Fiction films include several recent award-winners, such as 2012’s The Pirogue, by Senegal-born director Moussa Touré, about a group of African men and one woman who risk the dangerous journey to Spain in a fishing boat. Elza, a 2011 feature film by Mariette Monpierre, Guadeloupe’s first female director, tells the story of a young woman raised in France who returns to her native Caribbean to search for her father. An “epic” biographical film, Njinga, Queen of Angola, dramatizes the 16th century ruler who led her people in a struggle for freedom from Portuguese usurpers.
Supremacy, the opening night film, features American actor Danny Glover in a drama about white supremacists who take an African-American family hostage. Rengaine, a 2012 French film by Rachid Djaidani, is being shown as part of a themed series on race issues in France. It’s the story of an Algerian Muslim woman in Paris whose plan to marry a black African, a Christian, is opposed by her eldest brother, who attempts to enlist his 39 younger brothers to stop the wedding.
Expanding options for African film
The festival holds screenings at venues around Manhattan, including the famed Riverside Church, a one-time center for anti-apartheid activism, where Nelson Mandela spoke after his release from prison. Colleen Birchett, a college writing professor, is among the church’s African Fellowship members who volunteer for the Festival.

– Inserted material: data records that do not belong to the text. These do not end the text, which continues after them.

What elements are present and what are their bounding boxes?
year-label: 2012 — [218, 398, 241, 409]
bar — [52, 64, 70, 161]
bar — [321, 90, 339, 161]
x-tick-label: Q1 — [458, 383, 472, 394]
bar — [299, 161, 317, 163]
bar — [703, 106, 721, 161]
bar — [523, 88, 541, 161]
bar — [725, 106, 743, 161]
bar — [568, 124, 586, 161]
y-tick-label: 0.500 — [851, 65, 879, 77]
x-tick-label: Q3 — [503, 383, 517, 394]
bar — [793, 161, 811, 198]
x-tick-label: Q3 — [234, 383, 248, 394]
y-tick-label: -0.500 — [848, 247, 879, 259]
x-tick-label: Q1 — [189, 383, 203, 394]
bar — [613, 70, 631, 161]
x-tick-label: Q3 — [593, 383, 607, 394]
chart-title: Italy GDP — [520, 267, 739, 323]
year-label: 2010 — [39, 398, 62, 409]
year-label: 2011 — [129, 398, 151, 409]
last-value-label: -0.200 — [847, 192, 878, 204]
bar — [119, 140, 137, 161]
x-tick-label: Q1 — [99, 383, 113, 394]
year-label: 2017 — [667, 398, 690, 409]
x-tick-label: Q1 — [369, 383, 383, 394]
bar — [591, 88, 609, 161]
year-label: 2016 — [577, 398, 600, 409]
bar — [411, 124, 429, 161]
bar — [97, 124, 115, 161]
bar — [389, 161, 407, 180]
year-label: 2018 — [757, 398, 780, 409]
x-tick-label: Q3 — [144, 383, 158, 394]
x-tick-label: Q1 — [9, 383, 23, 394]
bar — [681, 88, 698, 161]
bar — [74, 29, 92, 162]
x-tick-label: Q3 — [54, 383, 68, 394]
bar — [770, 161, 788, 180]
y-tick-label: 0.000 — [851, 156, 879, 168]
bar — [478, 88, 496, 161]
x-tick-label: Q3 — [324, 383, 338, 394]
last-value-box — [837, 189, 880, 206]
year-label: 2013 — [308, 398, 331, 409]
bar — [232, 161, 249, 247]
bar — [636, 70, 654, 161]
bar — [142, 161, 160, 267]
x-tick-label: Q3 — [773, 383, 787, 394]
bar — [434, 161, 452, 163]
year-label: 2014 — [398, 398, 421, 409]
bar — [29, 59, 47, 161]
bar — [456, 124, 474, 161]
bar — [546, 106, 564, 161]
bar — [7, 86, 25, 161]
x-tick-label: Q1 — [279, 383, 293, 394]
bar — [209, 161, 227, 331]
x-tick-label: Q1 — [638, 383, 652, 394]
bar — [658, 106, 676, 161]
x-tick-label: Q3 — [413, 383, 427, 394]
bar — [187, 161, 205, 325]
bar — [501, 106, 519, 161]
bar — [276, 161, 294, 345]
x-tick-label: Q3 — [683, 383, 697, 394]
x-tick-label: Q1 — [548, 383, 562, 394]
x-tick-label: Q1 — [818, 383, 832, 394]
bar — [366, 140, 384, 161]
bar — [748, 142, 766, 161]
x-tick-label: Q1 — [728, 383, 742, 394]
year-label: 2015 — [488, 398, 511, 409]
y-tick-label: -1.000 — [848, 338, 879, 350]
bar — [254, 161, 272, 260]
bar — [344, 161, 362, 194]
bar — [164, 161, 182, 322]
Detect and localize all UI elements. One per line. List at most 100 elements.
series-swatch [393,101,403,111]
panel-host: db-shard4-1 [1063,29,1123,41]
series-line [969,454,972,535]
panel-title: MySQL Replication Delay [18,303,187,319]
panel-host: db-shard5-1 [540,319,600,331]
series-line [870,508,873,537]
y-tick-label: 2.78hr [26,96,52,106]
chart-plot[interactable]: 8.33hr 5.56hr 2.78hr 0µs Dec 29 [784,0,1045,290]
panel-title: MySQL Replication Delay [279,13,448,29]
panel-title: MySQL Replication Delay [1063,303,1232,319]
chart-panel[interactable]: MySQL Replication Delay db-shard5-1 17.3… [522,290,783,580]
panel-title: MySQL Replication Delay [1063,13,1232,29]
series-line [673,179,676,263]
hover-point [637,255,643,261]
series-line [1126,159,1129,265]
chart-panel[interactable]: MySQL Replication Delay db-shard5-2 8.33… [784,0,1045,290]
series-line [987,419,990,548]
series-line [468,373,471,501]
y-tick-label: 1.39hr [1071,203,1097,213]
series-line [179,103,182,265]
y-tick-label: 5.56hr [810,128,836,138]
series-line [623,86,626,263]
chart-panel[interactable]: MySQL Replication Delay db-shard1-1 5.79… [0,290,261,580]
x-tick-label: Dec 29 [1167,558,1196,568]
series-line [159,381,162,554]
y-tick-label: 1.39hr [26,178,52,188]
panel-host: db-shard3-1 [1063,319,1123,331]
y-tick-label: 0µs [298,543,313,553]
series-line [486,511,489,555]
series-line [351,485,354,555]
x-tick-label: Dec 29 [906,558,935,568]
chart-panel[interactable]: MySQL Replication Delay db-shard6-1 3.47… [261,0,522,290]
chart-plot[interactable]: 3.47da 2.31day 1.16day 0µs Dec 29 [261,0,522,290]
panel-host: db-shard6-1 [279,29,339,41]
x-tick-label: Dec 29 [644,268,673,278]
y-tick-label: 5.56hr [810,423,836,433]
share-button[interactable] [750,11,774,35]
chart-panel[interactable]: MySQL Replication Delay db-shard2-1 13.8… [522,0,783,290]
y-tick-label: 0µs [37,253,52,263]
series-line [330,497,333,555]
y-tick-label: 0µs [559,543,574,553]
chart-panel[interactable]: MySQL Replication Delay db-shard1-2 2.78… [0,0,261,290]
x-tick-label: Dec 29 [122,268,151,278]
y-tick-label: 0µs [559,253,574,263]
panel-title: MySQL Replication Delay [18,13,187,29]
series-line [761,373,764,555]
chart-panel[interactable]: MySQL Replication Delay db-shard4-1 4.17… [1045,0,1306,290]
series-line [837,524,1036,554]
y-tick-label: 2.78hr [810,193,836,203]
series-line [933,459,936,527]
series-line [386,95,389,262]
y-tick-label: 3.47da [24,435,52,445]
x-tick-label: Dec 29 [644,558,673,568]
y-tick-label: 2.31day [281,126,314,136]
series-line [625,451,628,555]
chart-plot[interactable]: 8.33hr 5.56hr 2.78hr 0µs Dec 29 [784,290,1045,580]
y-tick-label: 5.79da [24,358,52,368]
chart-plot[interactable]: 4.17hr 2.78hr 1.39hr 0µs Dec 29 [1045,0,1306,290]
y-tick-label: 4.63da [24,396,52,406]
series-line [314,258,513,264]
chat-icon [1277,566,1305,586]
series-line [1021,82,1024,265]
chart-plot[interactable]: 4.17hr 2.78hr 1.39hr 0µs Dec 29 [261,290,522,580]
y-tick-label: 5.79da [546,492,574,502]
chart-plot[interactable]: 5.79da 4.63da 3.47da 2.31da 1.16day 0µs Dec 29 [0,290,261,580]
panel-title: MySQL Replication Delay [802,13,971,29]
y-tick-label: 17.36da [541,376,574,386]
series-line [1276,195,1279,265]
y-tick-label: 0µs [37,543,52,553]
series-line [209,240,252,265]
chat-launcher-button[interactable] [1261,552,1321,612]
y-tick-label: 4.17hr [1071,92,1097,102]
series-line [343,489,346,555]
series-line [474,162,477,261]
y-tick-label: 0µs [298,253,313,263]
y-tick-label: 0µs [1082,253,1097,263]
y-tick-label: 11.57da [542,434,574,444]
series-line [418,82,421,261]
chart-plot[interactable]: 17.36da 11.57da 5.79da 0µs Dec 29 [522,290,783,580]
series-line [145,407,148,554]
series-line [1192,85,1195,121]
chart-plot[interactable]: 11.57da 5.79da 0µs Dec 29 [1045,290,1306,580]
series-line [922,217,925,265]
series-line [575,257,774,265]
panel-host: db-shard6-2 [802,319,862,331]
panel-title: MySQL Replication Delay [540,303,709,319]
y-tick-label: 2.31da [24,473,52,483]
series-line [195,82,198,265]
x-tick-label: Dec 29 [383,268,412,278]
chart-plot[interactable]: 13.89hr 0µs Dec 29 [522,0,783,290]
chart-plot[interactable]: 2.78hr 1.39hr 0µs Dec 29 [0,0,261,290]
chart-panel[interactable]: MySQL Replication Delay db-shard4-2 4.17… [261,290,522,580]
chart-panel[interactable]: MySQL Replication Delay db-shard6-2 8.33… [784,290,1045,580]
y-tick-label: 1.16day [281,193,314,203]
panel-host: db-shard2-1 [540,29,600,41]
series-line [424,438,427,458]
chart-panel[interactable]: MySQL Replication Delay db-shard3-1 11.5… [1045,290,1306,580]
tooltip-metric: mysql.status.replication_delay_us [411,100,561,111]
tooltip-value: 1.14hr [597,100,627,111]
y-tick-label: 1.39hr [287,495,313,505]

“They represent African filmmakers, and African filmmakers have such a difficult time getting what we call their counter-narratives, their perspectives into the mainstream media, so that their voices are heard,” she said, “There’s been a whole history of stereotyping of Africans, and telling very narrow slices of the truth.”

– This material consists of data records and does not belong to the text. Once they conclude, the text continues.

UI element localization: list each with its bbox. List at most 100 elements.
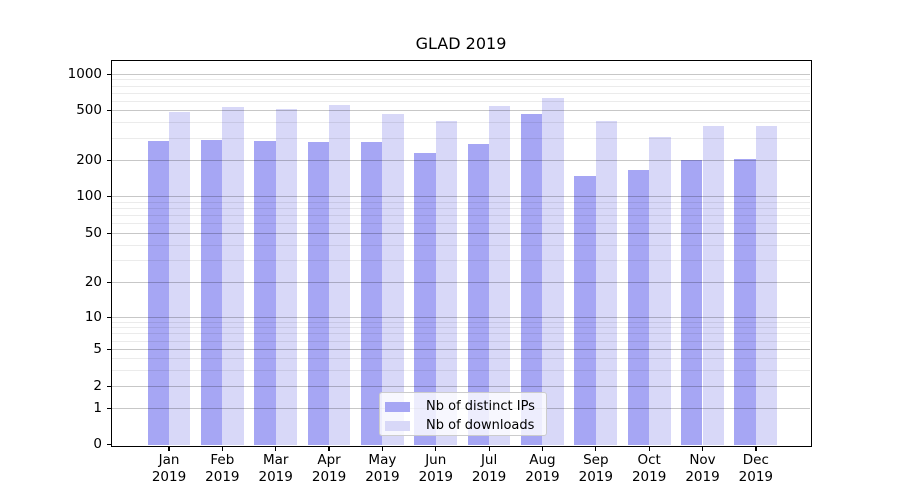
y-tick-label-20: 20 bbox=[84, 274, 102, 290]
bar-jul-downloads bbox=[489, 105, 511, 445]
bar-apr-downloads bbox=[329, 104, 351, 445]
plot-frame bbox=[110, 59, 812, 447]
y-tick-label-500: 500 bbox=[76, 102, 102, 118]
gridline-minor-600 bbox=[112, 100, 810, 102]
x-tick-label-dec: Dec 2019 bbox=[738, 452, 774, 485]
chart-title: GLAD 2019 bbox=[415, 34, 507, 53]
bar-jan-downloads bbox=[169, 111, 191, 445]
bar-sep-downloads bbox=[595, 121, 618, 445]
y-tick-label-1: 1 bbox=[93, 400, 102, 416]
gridline-major-100 bbox=[112, 196, 810, 197]
plot-area bbox=[112, 61, 810, 445]
y-tick-mark-5 bbox=[107, 348, 112, 350]
x-tick-label-jan: Jan 2019 bbox=[151, 452, 187, 485]
x-tick-label-may: May 2019 bbox=[365, 452, 400, 485]
gridline-minor-4 bbox=[112, 358, 810, 359]
bar-aug-downloads bbox=[542, 97, 564, 445]
legend-item-distinct-ips: Nb of distinct IPs bbox=[385, 398, 540, 415]
bar-jun-distinct-ips bbox=[414, 153, 436, 445]
bar-dec-downloads bbox=[755, 125, 778, 445]
gridline-minor-8 bbox=[112, 327, 810, 329]
legend-swatch-downloads bbox=[385, 420, 410, 431]
x-tick-label-nov: Nov 2019 bbox=[685, 452, 720, 485]
y-tick-mark-10 bbox=[107, 316, 112, 318]
y-tick-mark-200 bbox=[107, 159, 112, 161]
y-tick-mark-20 bbox=[107, 281, 112, 283]
bar-oct-distinct-ips bbox=[627, 169, 650, 445]
bar-feb-distinct-ips bbox=[200, 139, 223, 445]
x-tick-label-jun: Jun 2019 bbox=[418, 452, 453, 485]
bar-may-distinct-ips bbox=[361, 142, 383, 445]
y-tick-label-0: 0 bbox=[93, 436, 102, 452]
gridline-minor-3 bbox=[112, 369, 810, 371]
gridline-major-200 bbox=[112, 160, 810, 161]
gridline-major-2 bbox=[112, 386, 810, 387]
bar-dec-distinct-ips bbox=[734, 158, 756, 445]
gridline-minor-70 bbox=[112, 215, 810, 217]
bar-nov-distinct-ips bbox=[681, 159, 703, 445]
gridline-major-20 bbox=[112, 282, 810, 283]
gridline-minor-30 bbox=[112, 260, 810, 262]
bar-apr-distinct-ips bbox=[307, 141, 330, 445]
x-tick-mark-nov bbox=[701, 446, 704, 451]
x-tick-mark-aug bbox=[541, 446, 544, 451]
y-tick-mark-50 bbox=[107, 232, 112, 234]
x-tick-mark-jun bbox=[435, 446, 437, 451]
x-tick-mark-oct bbox=[648, 446, 650, 451]
x-tick-label-aug: Aug 2019 bbox=[525, 452, 560, 485]
gridline-minor-900 bbox=[112, 79, 810, 81]
gridline-minor-400 bbox=[112, 122, 810, 124]
x-tick-label-feb: Feb 2019 bbox=[205, 452, 240, 485]
gridline-minor-80 bbox=[112, 207, 810, 209]
gridline-minor-800 bbox=[112, 85, 810, 87]
legend-item-downloads: Nb of downloads bbox=[385, 417, 540, 434]
gridline-minor-40 bbox=[112, 244, 810, 246]
bar-feb-downloads bbox=[222, 107, 244, 445]
x-tick-mark-jan bbox=[168, 446, 170, 451]
x-tick-mark-feb bbox=[221, 446, 224, 451]
y-tick-mark-1000 bbox=[107, 73, 112, 75]
gridline-minor-300 bbox=[112, 137, 810, 139]
bar-jan-distinct-ips bbox=[147, 140, 169, 445]
bar-oct-downloads bbox=[649, 136, 671, 445]
bar-nov-downloads bbox=[702, 125, 724, 445]
gridline-minor-6 bbox=[112, 340, 810, 342]
x-tick-mark-mar bbox=[275, 446, 277, 451]
legend-label-distinct-ips: Nb of distinct IPs bbox=[426, 399, 535, 414]
y-tick-label-10: 10 bbox=[84, 309, 102, 325]
gridline-minor-7 bbox=[112, 333, 810, 335]
bar-jun-downloads bbox=[435, 120, 458, 445]
gridline-major-50 bbox=[112, 233, 810, 234]
bar-mar-distinct-ips bbox=[254, 140, 276, 445]
x-tick-mark-apr bbox=[328, 446, 330, 451]
y-tick-label-100: 100 bbox=[76, 188, 102, 204]
y-tick-label-50: 50 bbox=[84, 225, 102, 241]
bar-aug-distinct-ips bbox=[521, 114, 543, 445]
x-tick-label-sep: Sep 2019 bbox=[578, 452, 613, 485]
y-tick-label-5: 5 bbox=[93, 341, 102, 357]
gridline-minor-90 bbox=[112, 201, 810, 203]
x-tick-label-jul: Jul 2019 bbox=[471, 452, 507, 485]
gridline-major-500 bbox=[112, 110, 810, 111]
y-tick-mark-2 bbox=[107, 385, 112, 387]
bar-sep-distinct-ips bbox=[574, 175, 596, 445]
y-tick-mark-0 bbox=[107, 443, 112, 445]
y-tick-label-2: 2 bbox=[93, 378, 102, 394]
gridline-major-10 bbox=[112, 317, 810, 318]
y-tick-label-1000: 1000 bbox=[67, 66, 102, 82]
gridline-minor-60 bbox=[112, 223, 810, 225]
bar-may-downloads bbox=[382, 114, 404, 445]
gridline-major-1000 bbox=[112, 74, 810, 75]
gridline-minor-700 bbox=[112, 92, 810, 94]
bar-mar-downloads bbox=[275, 109, 298, 445]
gridline-minor-9 bbox=[112, 321, 810, 323]
legend-label-downloads: Nb of downloads bbox=[426, 418, 535, 433]
legend-swatch-distinct-ips bbox=[385, 401, 410, 412]
x-tick-label-mar: Mar 2019 bbox=[258, 452, 293, 485]
y-tick-label-200: 200 bbox=[76, 152, 102, 168]
x-tick-mark-may bbox=[381, 446, 384, 451]
x-tick-mark-sep bbox=[595, 446, 597, 451]
x-tick-mark-jul bbox=[488, 446, 490, 451]
bar-jul-distinct-ips bbox=[467, 144, 490, 445]
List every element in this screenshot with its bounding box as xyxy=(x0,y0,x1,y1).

Filmmaking by black Africans was discouraged, even illegal in some countries, before independence. “During the colonial period, film was used mainly in a political sense, and also to point out the atrocities of apartheid,” said Temple University professor Molefi Kete Asante, who spoke at the festival’s celebration of 20 years of democracy in South Africa. “So in South Africa, the films that I grew up on, were films that made you want to do something about the condition in the country,” he said.

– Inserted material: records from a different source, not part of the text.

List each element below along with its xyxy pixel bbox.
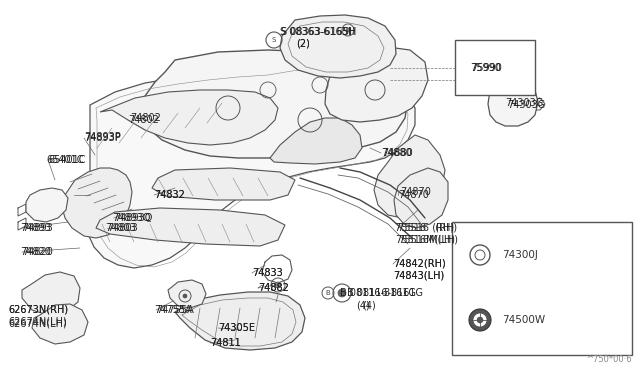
Text: 75990: 75990	[470, 63, 501, 73]
Text: 62674N(LH): 62674N(LH)	[8, 317, 67, 327]
Polygon shape	[96, 208, 285, 246]
Text: B 08116-8161G: B 08116-8161G	[340, 288, 416, 298]
Text: 74803: 74803	[105, 223, 136, 233]
Text: 75516  (RH): 75516 (RH)	[395, 222, 454, 232]
Text: 75516M(LH): 75516M(LH)	[395, 235, 455, 245]
Polygon shape	[374, 135, 445, 218]
Text: 74755A: 74755A	[156, 305, 194, 315]
Text: 65401C: 65401C	[48, 155, 86, 165]
Circle shape	[475, 250, 485, 260]
Text: 75516  (RH): 75516 (RH)	[398, 223, 457, 233]
Text: 74303G: 74303G	[507, 100, 545, 110]
Polygon shape	[100, 90, 278, 145]
Text: 74842(RH): 74842(RH)	[393, 259, 445, 269]
Polygon shape	[32, 304, 88, 344]
Text: 74820: 74820	[22, 247, 53, 257]
Text: 74842(RH): 74842(RH)	[393, 259, 445, 269]
Text: 75516M(LH): 75516M(LH)	[398, 235, 458, 245]
Text: S 08363-6165H: S 08363-6165H	[281, 27, 356, 37]
Text: 65401C: 65401C	[46, 155, 83, 165]
Text: (2): (2)	[296, 39, 310, 49]
Text: S: S	[272, 37, 276, 43]
Text: 74303G: 74303G	[505, 98, 543, 108]
Text: 62674N(LH): 62674N(LH)	[8, 318, 67, 328]
Text: 74893Q: 74893Q	[114, 213, 152, 223]
Text: 74811: 74811	[210, 338, 241, 348]
Polygon shape	[394, 168, 448, 228]
Text: 74843(LH): 74843(LH)	[393, 271, 444, 281]
Circle shape	[470, 245, 490, 265]
Text: 74843(LH): 74843(LH)	[393, 271, 444, 281]
Text: 74802: 74802	[130, 113, 161, 123]
Text: ^750*00·6: ^750*00·6	[586, 355, 632, 364]
Text: S 08363-6165H: S 08363-6165H	[280, 27, 355, 37]
Text: (4): (4)	[362, 300, 376, 310]
Circle shape	[338, 289, 346, 297]
Text: 74893P: 74893P	[84, 132, 121, 142]
Text: 74755A: 74755A	[154, 305, 192, 315]
Polygon shape	[175, 292, 305, 350]
Polygon shape	[142, 50, 408, 158]
Polygon shape	[22, 272, 80, 315]
Polygon shape	[488, 78, 538, 126]
Text: (4): (4)	[356, 300, 370, 310]
Text: 74893P: 74893P	[84, 133, 121, 143]
Bar	[455, 40, 535, 95]
Text: 74305E: 74305E	[218, 323, 255, 333]
Circle shape	[275, 282, 281, 288]
Text: 74802: 74802	[128, 115, 159, 125]
Text: 74893: 74893	[22, 223, 52, 233]
Circle shape	[477, 317, 483, 323]
Text: 74870: 74870	[400, 187, 431, 197]
Circle shape	[183, 294, 187, 298]
Text: 74882: 74882	[258, 283, 289, 293]
Text: B 08116-8161G: B 08116-8161G	[347, 288, 423, 298]
Text: 74305E: 74305E	[218, 323, 255, 333]
Polygon shape	[168, 280, 206, 308]
Circle shape	[346, 28, 350, 32]
Circle shape	[473, 313, 487, 327]
Text: 74832: 74832	[154, 190, 185, 200]
Text: 74893: 74893	[20, 223, 51, 233]
Polygon shape	[280, 15, 396, 78]
Text: (2): (2)	[296, 39, 310, 49]
Text: 74811: 74811	[210, 338, 241, 348]
Text: 74880: 74880	[382, 148, 413, 158]
Text: 62673N(RH): 62673N(RH)	[8, 305, 68, 315]
Text: 74870: 74870	[398, 190, 429, 200]
Bar	[452, 222, 632, 355]
Text: B: B	[326, 290, 330, 296]
Text: 74893Q: 74893Q	[112, 213, 150, 223]
Text: 74882: 74882	[258, 283, 289, 293]
Text: 74833: 74833	[252, 268, 283, 278]
Circle shape	[469, 309, 491, 331]
Text: 74820: 74820	[20, 247, 51, 257]
Text: 74833: 74833	[252, 268, 283, 278]
Text: 74500W: 74500W	[502, 315, 545, 325]
Polygon shape	[62, 168, 132, 238]
Polygon shape	[325, 46, 428, 122]
Text: 62673N(RH): 62673N(RH)	[8, 305, 68, 315]
Polygon shape	[26, 188, 68, 222]
Polygon shape	[86, 60, 415, 268]
Polygon shape	[152, 168, 295, 200]
Text: 75990: 75990	[471, 63, 502, 73]
Polygon shape	[270, 118, 362, 164]
Text: 74832: 74832	[154, 190, 185, 200]
Text: 74803: 74803	[107, 223, 138, 233]
Text: 74300J: 74300J	[502, 250, 538, 260]
Text: 74880: 74880	[381, 148, 412, 158]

One of those screened at the festival, Come Back, Africa, made by American director Lionel Rogosin in 1959, is a drama about black South Africans living under apartheid. It won the critics award at the Venice Film Festival, and was banned by the South African government.
Mmabatho Ramagoshi, chair of the National Film and Video Foundation introduced several young South African filmmakers at the democracy celebration, including 25-year-old Lwazi Mvusi, whose 24-minute film The State screened at the festival.
“It’s a sci-fi, it’s projecting 20 years into South Africa’s future, and it’s basically a dystopian world, where the population’s been separated into supporters of the state and detractors of the state,” Mzusi said. She said she is concerned that “Africa does have this trend of 20, 30 years into their democracies becoming dictatorships, and anyone who is supporting the government or president who has been sitting there for 20 years, they have it better than those who detract. And are we moving down that same line?” she asked.
New stories
The centerpiece film of the South African celebration, Between Friends, was billed as the first-ever romantic comedy from the country, and its polished cinematography and familiar story, about a group of affluent young professionals on a holiday, might have come out of Hollywood. Director Zuko Nodata said in fact, that he was influenced by the comic films of American director Tyler Perry.
“Why not tell a story that the people love, that people will go and see?” he asked. “I think it was about time that people wanted to watch a film that they would feel good afterwards,” he continued. “We realized we do have good stories to tell now in our country, as opposed to black people that are always seen as struggling. People in South Africa these days can take a holiday, can go on honeymoons. So, this was one of those stories we decided to tell, to show we as a country have really moved on,” he said.
Mvusi said she was sure that film was a force in liberation. “I think as much as you talk politics, when you tell people stories, they understand - they understand characters, they understand the things that other people go through,” she said. “Not just in South Africa, but across the continent.”